If you watched Dancing with the Stars this season you know Nyle DiMarco waltzed away with the Mirror Ball trophy. What made it so special was DiMarco is deaf … he danced without and sound to help him keep the beat.
That win showed the world being deaf cannot stop anyone from realizing his or her dreams. DiMarco was a hero to the deaf community.
Well, we have a hero right here in Alexis (Lexi) Cano. She’s on the women’s United States Deaf Soccer Team and will head to Salerno, Italy, later this month to compete in the World Deaf Football Championship — the Deaf World Cup.
Cano, who is from Woodhaven, has had hearing issues since birth. She wears a cochlear implant in her right ear and uses a hearing aid in her left. She does not use American Sign Language to communicate, but she can read lips.

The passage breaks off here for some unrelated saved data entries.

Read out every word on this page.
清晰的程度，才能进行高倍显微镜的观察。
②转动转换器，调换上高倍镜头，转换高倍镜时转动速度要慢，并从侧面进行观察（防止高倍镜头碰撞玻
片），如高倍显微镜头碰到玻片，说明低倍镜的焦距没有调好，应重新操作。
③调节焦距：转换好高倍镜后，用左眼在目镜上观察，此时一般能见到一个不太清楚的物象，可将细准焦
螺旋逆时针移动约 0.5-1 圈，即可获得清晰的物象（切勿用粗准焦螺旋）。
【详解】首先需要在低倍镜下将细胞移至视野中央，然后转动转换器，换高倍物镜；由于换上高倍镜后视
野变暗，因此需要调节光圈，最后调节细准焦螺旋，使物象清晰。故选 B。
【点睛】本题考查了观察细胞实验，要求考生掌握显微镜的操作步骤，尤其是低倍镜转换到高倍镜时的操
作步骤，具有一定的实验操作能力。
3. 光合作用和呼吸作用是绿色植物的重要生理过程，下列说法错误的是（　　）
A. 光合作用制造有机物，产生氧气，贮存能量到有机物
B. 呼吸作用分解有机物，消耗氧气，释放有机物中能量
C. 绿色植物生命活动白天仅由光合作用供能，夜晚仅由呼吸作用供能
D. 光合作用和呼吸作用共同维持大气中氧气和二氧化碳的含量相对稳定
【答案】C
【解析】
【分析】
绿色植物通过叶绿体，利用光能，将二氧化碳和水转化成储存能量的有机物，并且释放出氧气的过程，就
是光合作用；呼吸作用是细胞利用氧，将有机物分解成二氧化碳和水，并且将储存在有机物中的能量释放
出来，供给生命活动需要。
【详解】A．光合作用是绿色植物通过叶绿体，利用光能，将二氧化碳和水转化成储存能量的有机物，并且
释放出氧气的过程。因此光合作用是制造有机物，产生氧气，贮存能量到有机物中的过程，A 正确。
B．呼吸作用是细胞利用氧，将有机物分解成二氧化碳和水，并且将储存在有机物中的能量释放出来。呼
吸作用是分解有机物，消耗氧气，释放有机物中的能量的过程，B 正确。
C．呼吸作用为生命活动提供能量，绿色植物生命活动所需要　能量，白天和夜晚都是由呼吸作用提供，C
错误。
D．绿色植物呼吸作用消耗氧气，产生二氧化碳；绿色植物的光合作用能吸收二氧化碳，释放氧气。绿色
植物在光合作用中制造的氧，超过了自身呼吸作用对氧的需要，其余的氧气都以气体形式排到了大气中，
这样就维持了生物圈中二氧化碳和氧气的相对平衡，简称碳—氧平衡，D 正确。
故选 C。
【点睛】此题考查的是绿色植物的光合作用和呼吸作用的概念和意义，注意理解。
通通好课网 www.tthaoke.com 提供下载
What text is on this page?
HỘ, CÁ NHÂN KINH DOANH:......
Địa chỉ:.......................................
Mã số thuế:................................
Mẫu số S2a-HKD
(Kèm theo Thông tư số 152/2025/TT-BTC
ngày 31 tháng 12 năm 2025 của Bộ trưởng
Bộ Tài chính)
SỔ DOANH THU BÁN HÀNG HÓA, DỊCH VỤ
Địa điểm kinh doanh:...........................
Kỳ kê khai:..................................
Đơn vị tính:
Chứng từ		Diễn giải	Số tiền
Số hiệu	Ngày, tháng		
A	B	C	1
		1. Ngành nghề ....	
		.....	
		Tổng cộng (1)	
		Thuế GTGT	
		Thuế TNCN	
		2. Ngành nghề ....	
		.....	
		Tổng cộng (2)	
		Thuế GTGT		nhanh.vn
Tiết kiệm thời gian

“When was little my parents had two choices – teach me to sign or to speak,” she says. “They taught me to speak.” Many of her teammates on the US team are completely deaf and use sign to communicate.
The hearing issue has never gotten in Cano’s way. She’s played soccer since she was two-years-old and for most of her time on a travel team her dad was her coach, which was helpful since “he knew my hearing issues,” she says.
Now she plays defense for the Gray Wolves at Lourdes University in Sylvania, Ohio, where’s she’s studying to be a nurse. This season record was 8 wins, 1 draw, and 7 losses, good enough to make the playoffs. They lost there, but not a bad outing for their first season.
Cano tried out for the US women’s deaf soccer team and is now she’s headed to the World Deaf Football Championship, where things get even more challenging. All players competing in deaf matches must remove all hearing aids before playing. Cano will basically play in silence.
She and her teammates can’t hear their coach’s instructions or the referee’s decision or the roar of the crowd.
“A lot of our communication relies on sign language and lip reading,” she says. “When we’re on the field, our coach can’t just yell directions at us. A lot of it is looking back at the coach or paying attention to our teammates and being consciously aware of what we’re doing. It’s all about reading one another and trusting each other.”
The first game is against Turkey on June 22.
This team has some pressure. The US women’s team took home the gold at the 2005, 2009, and 2013 Deaflympics and was the 2012 Deaf World Cup Champions. They have never lost a game let alone even tied one. Their record … 21 wins, zero losses, zero ties, 122 goals scored, and 8 goals given up.
Cano is excited about the World Cup and confident her team will win the champions again. The trust, friendship and commitment are there.
“We have formed a bond that is unbelievable,” she says. “This is a cultural experience that goes way beyond sports.
“None of us let our hearing stop us. We work hard and because of our difference we work harder.”
The U.S. Deaf Women’s National Team faces one other huge issue. Unlike other national teams in the World Cup it is a nonprofit and not funded. Cano and her team must each raise $5,000 to compete. If you’d like to help go the US Deaf Soccer website or to the team’s gofund me account.
Like Nyle DiMarco, Cano is spreading the word that a deaf person’s potential is unlimited. That is truly the sound in the silence.